If the queen died on D-Day, she will be buried today, D-day plus eleven, in the same crypt of King George VI's chapel at Windsor Castle where her husband Duke Philip of Edinburgh lies. At 10.44 o'clock in a ceremony that has been rehearsed for years, the coffin will leave Westminster Hall in a carriage bound for Westminster Abbey, where at eleven o'clock local time a funeral officiated by the Archbishop of Canterbury will be held before two thousand people (and more than four billion who will follow him on television), including the presidents of the United States and France, Olena Zelanska (wife of the Ukrainian leader), the emperor of Japan, representatives of all European royal houses, and first ministers from Commonwealth countries. A true who's who of politics in 2022, with absences as notable as the presences (Vladimir Putin and the leaders of Belarus, Myanmar, Syria and Venezuela have not been invited, and Iran and North Korea only at the ambassadorial level). Saudi Crown Prince Mohamed bin Salman will offer his condolences privately to King Charles. The act will be broadcast live on giant screens in cathedrals, squares, parks, football stadiums and cinema chains (where, out of respect, no popcorn will be sold).

At 12:15 p.m. the coffin will travel the roughly two kilometers from the abbey to Wellington Arch on the northeast corner of Hyde Park, through the Mall, with King Charles III and other members of the royal family following on foot, and dozens of of thousands of people on the pavements, behind the security barriers erected by the police as part of the largest security operation in the history of London.

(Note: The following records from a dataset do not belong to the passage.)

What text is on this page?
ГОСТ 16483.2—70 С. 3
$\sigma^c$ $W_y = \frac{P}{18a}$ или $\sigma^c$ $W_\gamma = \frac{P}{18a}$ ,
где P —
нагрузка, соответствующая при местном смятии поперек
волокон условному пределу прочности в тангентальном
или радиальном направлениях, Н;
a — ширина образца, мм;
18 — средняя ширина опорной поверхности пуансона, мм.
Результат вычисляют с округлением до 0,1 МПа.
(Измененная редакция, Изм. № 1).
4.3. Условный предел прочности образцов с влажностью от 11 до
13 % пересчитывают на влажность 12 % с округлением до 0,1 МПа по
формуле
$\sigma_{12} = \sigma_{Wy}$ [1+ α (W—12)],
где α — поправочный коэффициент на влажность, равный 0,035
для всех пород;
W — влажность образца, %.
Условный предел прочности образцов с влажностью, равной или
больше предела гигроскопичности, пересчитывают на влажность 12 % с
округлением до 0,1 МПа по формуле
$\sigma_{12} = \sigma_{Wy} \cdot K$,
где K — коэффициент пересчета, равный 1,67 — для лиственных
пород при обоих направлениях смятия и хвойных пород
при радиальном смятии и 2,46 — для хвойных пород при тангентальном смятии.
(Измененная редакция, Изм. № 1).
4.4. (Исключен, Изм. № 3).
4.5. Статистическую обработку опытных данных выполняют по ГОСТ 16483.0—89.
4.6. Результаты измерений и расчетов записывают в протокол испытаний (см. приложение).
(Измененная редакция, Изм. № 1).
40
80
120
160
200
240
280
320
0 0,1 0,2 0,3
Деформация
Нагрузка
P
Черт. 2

One hundred thousand police officers, one thousand five hundred soldiers, plainclothes agents infiltrated the crowd, all the closed-circuit cameras activated, dogs specialized in detecting explosives, snipers on the roofs of buildings...

At Wellington Arch the coffin will be deposited by hearse for the forty-kilometre journey to Windsor along back roads - also crowded - through the towns and villages of Surrey and Berkshire, and at three o'clock in the afternoon it will be carried in procession to the chapel of Saint George in the castle, where another smaller religious service will be held, for relatives and personalities who were not at the abbey service. At 7:30 p.m. Elizabeth II will be buried next to Philip of Edinburgh, two minutes of silence will be observed, and life will return to normal.

Yesterday, on D-day plus ten, Carlos III held an audience with Prime Minister Liz Truss, Queen Consort Camila paid tribute to Elizabeth II, US President Joe Biden and the First Lady of the United States went to Westminster Hall to express their respect to the deceased, and the queue of more than fifteen kilometers to access the funeral chapel was officially closed (the last people saw the catafalque with the coffin and the imperial crown today at 6:30 in the morning).

If the queen had died just a couple of days earlier, it is possible that the Conservative Party would have put off announcing the result of the election of a new leader until after the duel, and Boris Johnson would still be prime minister. Truss, however, is, for whom Biden canceled the planned bilateral meeting yesterday without further explanation, but met with the Irish Taoiseach Michéal Martin and Polish President Andrzej Duda. The ten days that have paralyzed the world come to an end, and the planet slowly returns to its orbit.